O mais inteligente, preparado e político dos generais, Góes Monteiro, chefe do Estado-Maior, foi convidado pelo outro lado. A Wermacht convidou-o para comandar uma brigada de tanques em manobras que praticariam as novas táticas alemãs de blindados -as táticas que logo conquistariam metade da Europa. O general voltou fascinado pelo tratamento reverente e homenageante que os alemães lhe ofereceram.
Não é preciso dizer as posições que cada um adotou, seguido por sua corrente no Exército, a respeito da posição conveniente ao Brasil na guerra que se insinuava.
No pós-guerra, o acordo militar EUA-Brasil entregou aos americanos toda a orientação dos programas formadores de militares brasileiros. Além dos instrutores aqui presentes, oficiais eram levados para treinamentos em bases montadas no Panamá só para receber militares latino-americanos. Aos militares de altos postos estavam reservados, nos Estados Unidos, as visitas e o tratamento experimentados pelo general Dutra 15 anos antes. O resultado também foi o mesmo.
O advogado Geraldo Quintão, ministro da Defesa, foi aos Estados Unidos tratar de um novo acordo militar, 23 anos depois de encerrado o anterior no governo Geisel.
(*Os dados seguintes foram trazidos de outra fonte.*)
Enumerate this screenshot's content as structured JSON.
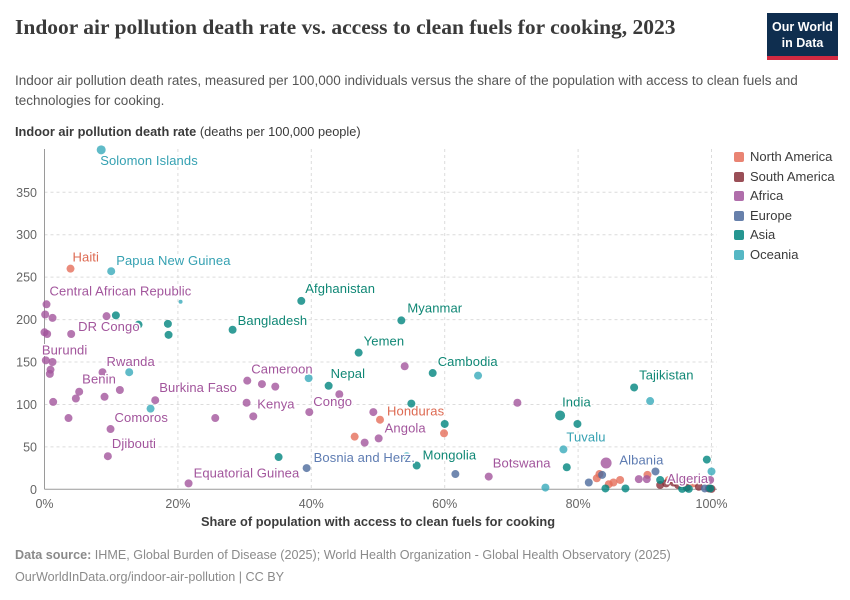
{
  "header": {
    "title": "Indoor air pollution death rate vs. access to clean fuels for cooking, 2023",
    "subtitle": "Indoor air pollution death rates, measured per 100,000 individuals versus the share of the population with access to clean fuels and technologies for cooking.",
    "logo_line1": "Our World",
    "logo_line2": "in Data"
  },
  "axes": {
    "y_title_bold": "Indoor air pollution death rate",
    "y_title_rest": " (deaths per 100,000 people)",
    "x_title": "Share of population with access to clean fuels for cooking",
    "y_ticks": [
      350,
      300,
      250,
      200,
      150,
      100,
      50,
      0
    ],
    "x_ticks": [
      {
        "p": 0,
        "label": "0%"
      },
      {
        "p": 20,
        "label": "20%"
      },
      {
        "p": 40,
        "label": "40%"
      },
      {
        "p": 60,
        "label": "60%"
      },
      {
        "p": 80,
        "label": "80%"
      },
      {
        "p": 100,
        "label": "100%"
      }
    ]
  },
  "footer": {
    "line1_bold": "Data source:",
    "line1_rest": " IHME, Global Burden of Disease (2025); World Health Organization - Global Health Observatory (2025)",
    "line2": "OurWorldInData.org/indoor-air-pollution | CC BY"
  },
  "chart_data": {
    "type": "scatter",
    "title": "Indoor air pollution death rate vs. access to clean fuels for cooking, 2023",
    "xlabel": "Share of population with access to clean fuels for cooking (%)",
    "ylabel": "Indoor air pollution death rate (deaths per 100,000 people)",
    "xlim": [
      0,
      100
    ],
    "ylim": [
      0,
      400
    ],
    "grid": true,
    "legend_position": "right",
    "series": [
      {
        "name": "North America",
        "color": "#E56E5A",
        "text_color": "#DD6A52",
        "points": [
          {
            "x": 3.9,
            "v": 260,
            "label": "Haiti",
            "dx": 2,
            "dy": -7
          },
          {
            "x": 46.5,
            "v": 62
          },
          {
            "x": 50.3,
            "v": 82,
            "label": "Honduras",
            "dx": 7,
            "dy": -4
          },
          {
            "x": 59.9,
            "v": 66
          },
          {
            "x": 82.8,
            "v": 13
          },
          {
            "x": 83.2,
            "v": 18
          },
          {
            "x": 84.6,
            "v": 6
          },
          {
            "x": 85.3,
            "v": 8
          },
          {
            "x": 86.3,
            "v": 11
          },
          {
            "x": 90.4,
            "v": 17
          },
          {
            "x": 93.6,
            "v": 11
          },
          {
            "x": 97.3,
            "v": 7
          }
        ]
      },
      {
        "name": "South America",
        "color": "#883039",
        "text_color": "#883039",
        "points": [
          {
            "x": 92.3,
            "v": 5
          },
          {
            "x": 93.2,
            "v": 7
          },
          {
            "x": 94.3,
            "v": 8
          },
          {
            "x": 95.0,
            "v": 5
          },
          {
            "x": 96.3,
            "v": 2
          },
          {
            "x": 98.1,
            "v": 3
          },
          {
            "x": 99.6,
            "v": 1
          },
          {
            "x": 100,
            "v": 0.5
          }
        ]
      },
      {
        "name": "Africa",
        "color": "#A2559C",
        "text_color": "#A2559C",
        "points": [
          {
            "x": 0.3,
            "v": 218,
            "label": "Central African Republic",
            "dx": 3,
            "dy": -9
          },
          {
            "x": 0.1,
            "v": 206
          },
          {
            "x": 1.2,
            "v": 202
          },
          {
            "x": 9.3,
            "v": 204
          },
          {
            "x": 0,
            "v": 185
          },
          {
            "x": 0.4,
            "v": 183
          },
          {
            "x": 4.0,
            "v": 183,
            "label": "DR Congo",
            "dx": 7,
            "dy": -3
          },
          {
            "x": 0.2,
            "v": 152,
            "label": "Burundi",
            "dx": -4,
            "dy": -6
          },
          {
            "x": 1.2,
            "v": 150
          },
          {
            "x": 0.9,
            "v": 141
          },
          {
            "x": 0.8,
            "v": 136
          },
          {
            "x": 8.7,
            "v": 138,
            "label": "Rwanda",
            "dx": 4,
            "dy": -6
          },
          {
            "x": 5.2,
            "v": 115,
            "label": "Benin",
            "dx": 3,
            "dy": -8
          },
          {
            "x": 4.7,
            "v": 107
          },
          {
            "x": 9.0,
            "v": 109
          },
          {
            "x": 11.3,
            "v": 117
          },
          {
            "x": 1.3,
            "v": 103
          },
          {
            "x": 3.6,
            "v": 84
          },
          {
            "x": 16.6,
            "v": 105,
            "label": "Burkina Faso",
            "dx": 4,
            "dy": -8
          },
          {
            "x": 9.9,
            "v": 71,
            "label": "Comoros",
            "dx": 4,
            "dy": -7
          },
          {
            "x": 9.5,
            "v": 39,
            "label": "Djibouti",
            "dx": 4,
            "dy": -8
          },
          {
            "x": 21.6,
            "v": 7,
            "label": "Equatorial Guinea",
            "dx": 5,
            "dy": -6
          },
          {
            "x": 25.6,
            "v": 84
          },
          {
            "x": 30.4,
            "v": 128,
            "label": "Cameroon",
            "dx": 4,
            "dy": -7
          },
          {
            "x": 32.6,
            "v": 124
          },
          {
            "x": 34.6,
            "v": 121
          },
          {
            "x": 30.3,
            "v": 102
          },
          {
            "x": 31.3,
            "v": 86,
            "label": "Kenya",
            "dx": 4,
            "dy": -8
          },
          {
            "x": 39.7,
            "v": 91,
            "label": "Congo",
            "dx": 4,
            "dy": -6
          },
          {
            "x": 44.2,
            "v": 112
          },
          {
            "x": 49.3,
            "v": 91
          },
          {
            "x": 48.0,
            "v": 55
          },
          {
            "x": 50.1,
            "v": 60,
            "label": "Angola",
            "dx": 6,
            "dy": -6
          },
          {
            "x": 54.0,
            "v": 145
          },
          {
            "x": 70.9,
            "v": 102
          },
          {
            "x": 66.6,
            "v": 15,
            "label": "Botswana",
            "dx": 4,
            "dy": -9
          },
          {
            "x": 84.2,
            "v": 31,
            "r": 5.5
          },
          {
            "x": 89.1,
            "v": 12
          },
          {
            "x": 90.3,
            "v": 12
          },
          {
            "x": 95.6,
            "v": 9
          },
          {
            "x": 99.8,
            "v": 11,
            "label": "Algeria",
            "a": "end",
            "dx": -2,
            "dy": 3
          }
        ]
      },
      {
        "name": "Europe",
        "color": "#4C6A9C",
        "text_color": "#5E7CB2",
        "points": [
          {
            "x": 39.3,
            "v": 25,
            "label": "Bosnia and Herz.",
            "dx": 7,
            "dy": -6
          },
          {
            "x": 61.6,
            "v": 18
          },
          {
            "x": 81.6,
            "v": 8
          },
          {
            "x": 83.6,
            "v": 17
          },
          {
            "x": 91.6,
            "v": 21,
            "label": "Albania",
            "a": "end",
            "dx": 8,
            "dy": -7
          },
          {
            "x": 99.0,
            "v": 1
          }
        ]
      },
      {
        "name": "Asia",
        "color": "#00847E",
        "text_color": "#0F8775",
        "points": [
          {
            "x": 10.7,
            "v": 205
          },
          {
            "x": 14.1,
            "v": 194
          },
          {
            "x": 18.5,
            "v": 195
          },
          {
            "x": 18.6,
            "v": 182
          },
          {
            "x": 28.2,
            "v": 188,
            "label": "Bangladesh",
            "dx": 5,
            "dy": -5
          },
          {
            "x": 38.5,
            "v": 222,
            "label": "Afghanistan",
            "dx": 4,
            "dy": -8
          },
          {
            "x": 47.1,
            "v": 161,
            "label": "Yemen",
            "dx": 5,
            "dy": -7
          },
          {
            "x": 42.6,
            "v": 122,
            "label": "Nepal",
            "dx": 2,
            "dy": -8
          },
          {
            "x": 53.5,
            "v": 199,
            "label": "Myanmar",
            "dx": 6,
            "dy": -8
          },
          {
            "x": 58.2,
            "v": 137,
            "label": "Cambodia",
            "dx": 5,
            "dy": -7
          },
          {
            "x": 55.0,
            "v": 101
          },
          {
            "x": 60.0,
            "v": 77
          },
          {
            "x": 35.1,
            "v": 38
          },
          {
            "x": 55.8,
            "v": 28,
            "label": "Mongolia",
            "dx": 6,
            "dy": -6
          },
          {
            "x": 78.3,
            "v": 26
          },
          {
            "x": 77.3,
            "v": 87,
            "label": "India",
            "dx": 2,
            "dy": -9,
            "r": 5
          },
          {
            "x": 79.9,
            "v": 77
          },
          {
            "x": 88.4,
            "v": 120,
            "label": "Tajikistan",
            "dx": 5,
            "dy": -8
          },
          {
            "x": 84.1,
            "v": 1
          },
          {
            "x": 87.1,
            "v": 1
          },
          {
            "x": 92.3,
            "v": 11
          },
          {
            "x": 95.6,
            "v": 0.5
          },
          {
            "x": 96.6,
            "v": 0.5
          },
          {
            "x": 99.3,
            "v": 35
          },
          {
            "x": 99.8,
            "v": 1
          }
        ]
      },
      {
        "name": "Oceania",
        "color": "#38AABA",
        "text_color": "#35A1B2",
        "points": [
          {
            "x": 8.5,
            "v": 400,
            "label": "Solomon Islands",
            "dx": -1,
            "dy": 15,
            "r": 4.5
          },
          {
            "x": 10.0,
            "v": 257,
            "label": "Papua New Guinea",
            "dx": 5,
            "dy": -6
          },
          {
            "x": 20.4,
            "v": 221,
            "r": 2
          },
          {
            "x": 12.7,
            "v": 138
          },
          {
            "x": 15.9,
            "v": 95
          },
          {
            "x": 39.6,
            "v": 131
          },
          {
            "x": 54.3,
            "v": 39
          },
          {
            "x": 65.0,
            "v": 134
          },
          {
            "x": 75.1,
            "v": 2
          },
          {
            "x": 77.8,
            "v": 47,
            "label": "Tuvalu",
            "dx": 3,
            "dy": -8
          },
          {
            "x": 90.8,
            "v": 104
          },
          {
            "x": 100,
            "v": 21
          }
        ]
      }
    ]
  }
}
Geraldo Quintão ficou fascinado pelo tratamento reverente e homenageante que os americanos lhe ofereceram. Cursos de Defesa nos Estados Unidos, para civis brasileiros? Claro. Uma proposta nova, mas muito interessante. Outras mais? Pois não, que ótimo. A fraternidade das Américas.
Fernando Henrique Cardoso e Geraldo Quintão só devem ao seu país uma pequena explicação, que em nada prejudicará o efeito que lhes causem as reverências e homenagens. A questão é simples.
O Brasil está usando, sob contrato de leasing, 90 tanques e 6 navios rejeitados para o uso dos americanos. O contrato expira e os americanos dizem que o Brasil, ou paga o valor do leasing ou perde os tanques e navios. A menos que assine o novo acordo militar com os Estados Unidos, que, nesse caso, lhe dariam os navios e tanques, além de outros equipamentos bélicos retirados do uso.
Se os Estados Unidos querem fazer doações de ajuda ao Brasil, por que não as fazem simplesmente? Por que condicionam a ajuda a um acordo de "cooperação militar", que o Brasil não pediu, não propôs, nem dele precisou para manter as suas Forças Armadas? A doação, afinal de contas, interessa mais a quem, ao recebedor ou ao doador?
Ou Fernando Henrique Cardoso dispõe de respostas consistentes para o problema ou estão levando o país sem saber para onde.